To feel the stirring of something primeval deep down in the pits of our bellies.
To feel "a little bit wild." Running is not exactly fun. Running hurts.
It takes effort. Ask any runner why he runs, and he will probably look at you
with a wry smile and say, "I don't know." But something keeps us going.
We may obsess about our PBs and mileage count, but these things alone
are not enough to get us out running. We could find easier ways to chart and
measure things. We could become accountants. No, the times and charts are
merely carrots we dangle in front of our rational mind, our over analytical brain,
to give it a reason to come along for the ride. What really drives us is something
else, this need to feel human, to reach below the multitude of layers of roles and
responsibilities that society has placed on us, down below the company name tags,
and even the father, husband, son labels, to the pure, raw human being underneath.
At such moments, our rational mind becomes redundant.
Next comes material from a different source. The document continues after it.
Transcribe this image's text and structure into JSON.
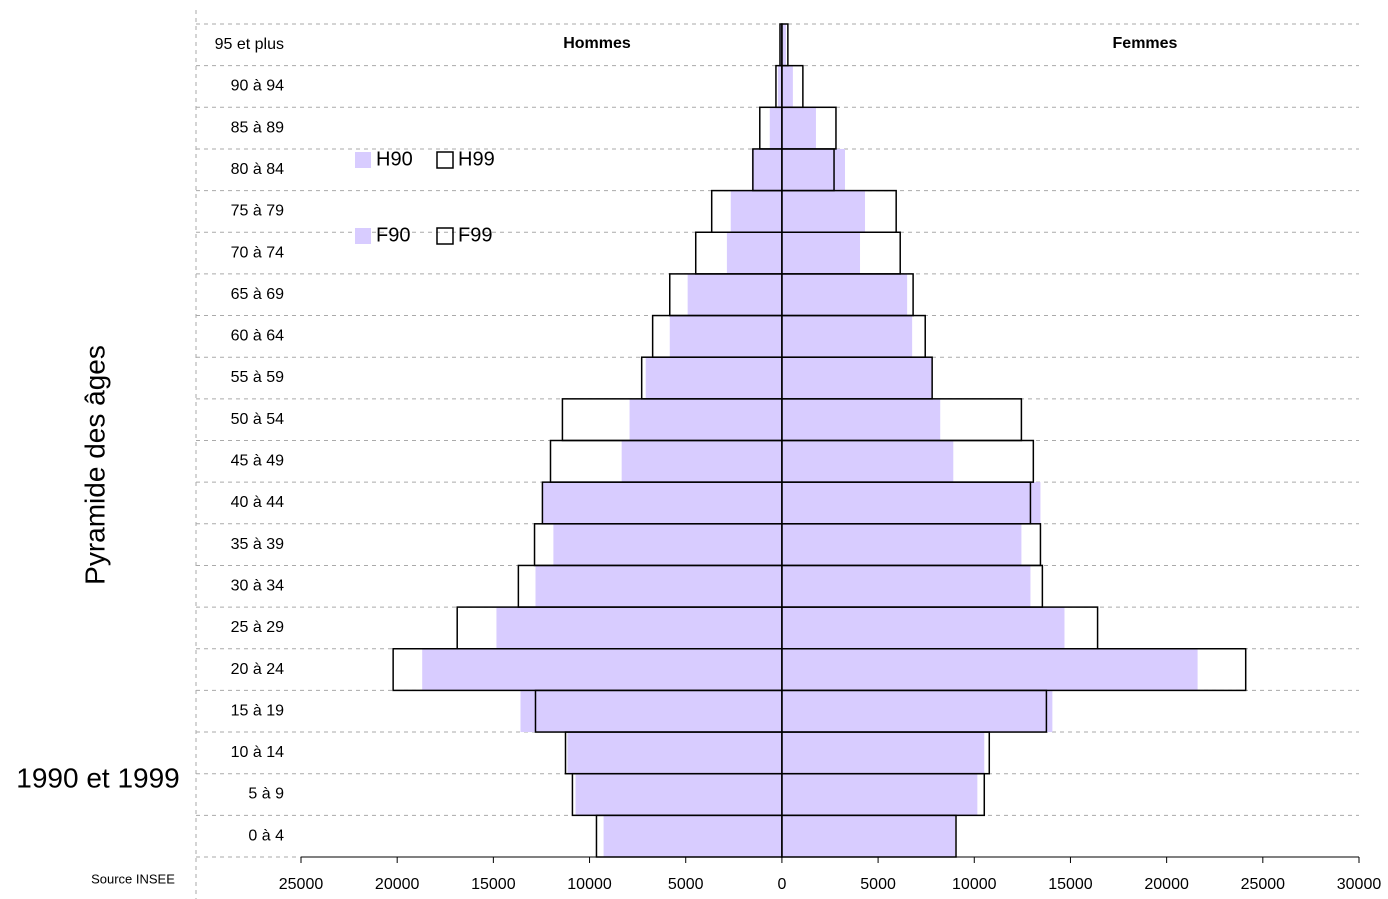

We move from thought
to feeling. Except our mind doesn't just stop. Many runners say that they become
aware of their thoughts when they run. All day our thoughts churn away,
turning us this way and that, but this doesn't bother us in the slightest.
Yet the minute we start moving away from its carefully constructed world of reason,
into the wild heart of existence, our mind panics. Our thoughts try to pull us back,
to slow us down. But like the marathon monks of Mount Hiei in Japan,
who complete one thousand ultra marathons in one thousand days in
search of enlightenment, if we push on, we begin to feel a vague,
tingling sense of who, or what, we really are. It's a powerful feeling, strong enough
to have us coming back for more, again and again.
I witnessed the raw, stripped down human spirit this weekend. I was stripped raw somewhere around mile 11, feeling all sorts of things yet nothing specific enough to understand. I was ill, physically, and wounded emotionally - and after the race, I learned that others had similar (and worse) experiences, as well.
Yet after we'd all showered and reconvened for lunch, we moved ahead and joked and laughed and planned our next adventures.
Running is different things to different people. I'm not sure I've yet discovered what running actually is for me - but I know that it is in me, and I am better for it.